Here is a sample datatype with a deterministic relation.
datatype ty1 = A | B | C ty1 | D ty1
inductive rel1 where
"rel1 A (C B)"
| "rel1 (C B) (D A)"
lemma rel1_det:
"rel1 x y ⟹ rel1 x z ⟹ y = z"
by (elim rel1.cases; auto)
I'm trying to lift the lemma for the following type:
datatype 'a ty2 = E 'a | F 'a
abbreviation "rel2 ≡ rel_ty2 rel1"
lemma rel2_det:
"rel2 x y ⟹ rel2 x z ⟹ y = z"
apply (cases x; cases y; auto)
apply (metis rel1_det right_uniqueD right_uniqueI ty2.rel_intros(1) ty2.right_unique_rel)
by (metis rel1_det right_uniqueD right_uniqueI ty2.rel_intros(2) ty2.right_unique_rel)
But the proof is very ugly. I guess it could be simplified using a transfer method, a lifting package or something else. Could you suggest how to use it?
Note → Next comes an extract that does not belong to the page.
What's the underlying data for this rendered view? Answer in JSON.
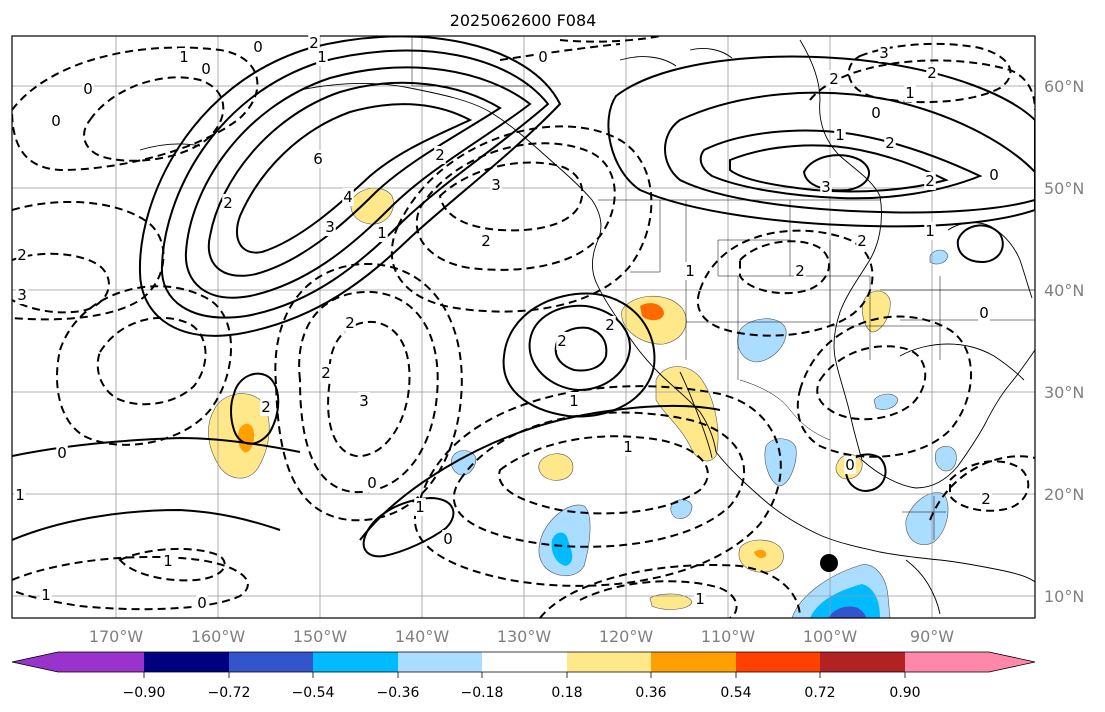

I don't know about using the transfer package to prove this; however, it is easy to prove if you use the predicate right_unique from the library and the rules for it that the datatype package gives you for free:
lemma right_unique_rel1: "right_unique rel1"
by (auto simp: right_unique_def elim: rel1.cases)
lemma right_unique_rel2: "right_unique rel2"
by (intro ty2.right_unique_rel right_unique_rel1)